During the sentencing proceeding, Judge HOLWELL said that insider trading “is an assault on our free markets,” and added that “the crimes and scope of the crimes [committed by RAJARATNAM] reflect a virus in our business culture that needs to be eradicated.”

CHIESI, KURLAND, MOFFAT, KUMAR, GOEL, SMITH, and KHAN have all pled guilty to their involvement in the insider trading schemes. CHIESI was sentenced to 30 months in prison, KURLAND to 27 months in prison, and MOFFAT to six months in prison. KUMAR, GOEL, SMITH, and KHAN are awaiting sentencing.

Mr. BHARARA praised the investigative work of the Federal Bureau of Investigation and thanked the U.S. Securities and Exchange Commission for its extraordinary assistance.

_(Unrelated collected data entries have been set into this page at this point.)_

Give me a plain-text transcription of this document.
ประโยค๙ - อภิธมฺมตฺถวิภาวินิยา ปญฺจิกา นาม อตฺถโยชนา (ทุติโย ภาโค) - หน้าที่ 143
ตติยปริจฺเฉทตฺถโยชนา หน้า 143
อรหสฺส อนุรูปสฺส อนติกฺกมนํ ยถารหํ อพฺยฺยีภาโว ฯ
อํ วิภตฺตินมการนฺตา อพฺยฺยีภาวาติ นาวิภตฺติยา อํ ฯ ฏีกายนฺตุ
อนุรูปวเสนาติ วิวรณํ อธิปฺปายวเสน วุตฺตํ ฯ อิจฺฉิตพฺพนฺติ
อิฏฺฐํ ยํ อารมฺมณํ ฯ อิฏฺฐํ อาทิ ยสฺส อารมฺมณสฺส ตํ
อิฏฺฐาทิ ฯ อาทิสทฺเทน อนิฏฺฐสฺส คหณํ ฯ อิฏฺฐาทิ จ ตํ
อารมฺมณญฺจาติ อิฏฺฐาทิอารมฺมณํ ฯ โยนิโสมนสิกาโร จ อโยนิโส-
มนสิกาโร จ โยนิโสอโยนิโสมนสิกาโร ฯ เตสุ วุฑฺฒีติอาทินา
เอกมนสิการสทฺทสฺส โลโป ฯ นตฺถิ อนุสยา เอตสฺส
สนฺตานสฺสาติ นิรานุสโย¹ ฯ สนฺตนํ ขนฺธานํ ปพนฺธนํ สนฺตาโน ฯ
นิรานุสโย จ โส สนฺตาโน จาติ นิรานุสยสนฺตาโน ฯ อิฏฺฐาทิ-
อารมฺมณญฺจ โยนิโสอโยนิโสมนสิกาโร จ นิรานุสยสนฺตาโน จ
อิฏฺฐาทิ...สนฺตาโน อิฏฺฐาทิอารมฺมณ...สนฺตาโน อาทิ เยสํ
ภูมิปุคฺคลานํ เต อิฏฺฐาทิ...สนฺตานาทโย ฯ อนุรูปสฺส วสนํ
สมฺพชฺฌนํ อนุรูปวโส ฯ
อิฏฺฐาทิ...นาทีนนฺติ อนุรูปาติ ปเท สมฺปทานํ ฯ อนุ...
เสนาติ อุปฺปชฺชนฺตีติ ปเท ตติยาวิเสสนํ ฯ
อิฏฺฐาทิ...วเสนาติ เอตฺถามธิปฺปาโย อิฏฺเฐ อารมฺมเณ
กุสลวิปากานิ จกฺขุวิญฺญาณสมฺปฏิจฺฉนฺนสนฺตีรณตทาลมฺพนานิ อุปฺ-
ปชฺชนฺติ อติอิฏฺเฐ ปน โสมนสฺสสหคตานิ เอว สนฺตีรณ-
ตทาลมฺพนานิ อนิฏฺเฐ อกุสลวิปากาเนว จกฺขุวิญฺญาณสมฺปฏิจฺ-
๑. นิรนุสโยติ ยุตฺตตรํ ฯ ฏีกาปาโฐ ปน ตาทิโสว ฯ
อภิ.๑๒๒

This case was brought in coordination with President Barack Obama’s Financial Fraud Enforcement Task Force, on which U.S. Attorney Bharara serves as a co-chair of the Securities and Commodities Fraud Working Group. President Obama established the interagency Financial Fraud Enforcement Task Force to wage an aggressive, coordinated, and proactive effort to investigate and prosecute financial crimes. The task force includes representatives from a broad range of federal agencies, regulatory authorities, inspectors general, and state and local law enforcement who, working together, bring to bear a powerful array of criminal and civil enforcement resources. The task force is working to improve efforts across the federal executive branch, and with state and local partners, to investigate and prosecute significant financial crimes, ensure just and effective punishment for those who perpetrate financial crimes, combat discrimination in the lending and financial markets, and recover proceeds for victims of financial crimes.

The case is being handled by the Office’s Securities and Commodities Fraud Task Force. Assistant U.S. Attorneys JONATHAN STREETER and REED BRODSKY, and Special Assistant U.S. Attorney ANDREW MICHAELSON are in charge of the prosecution.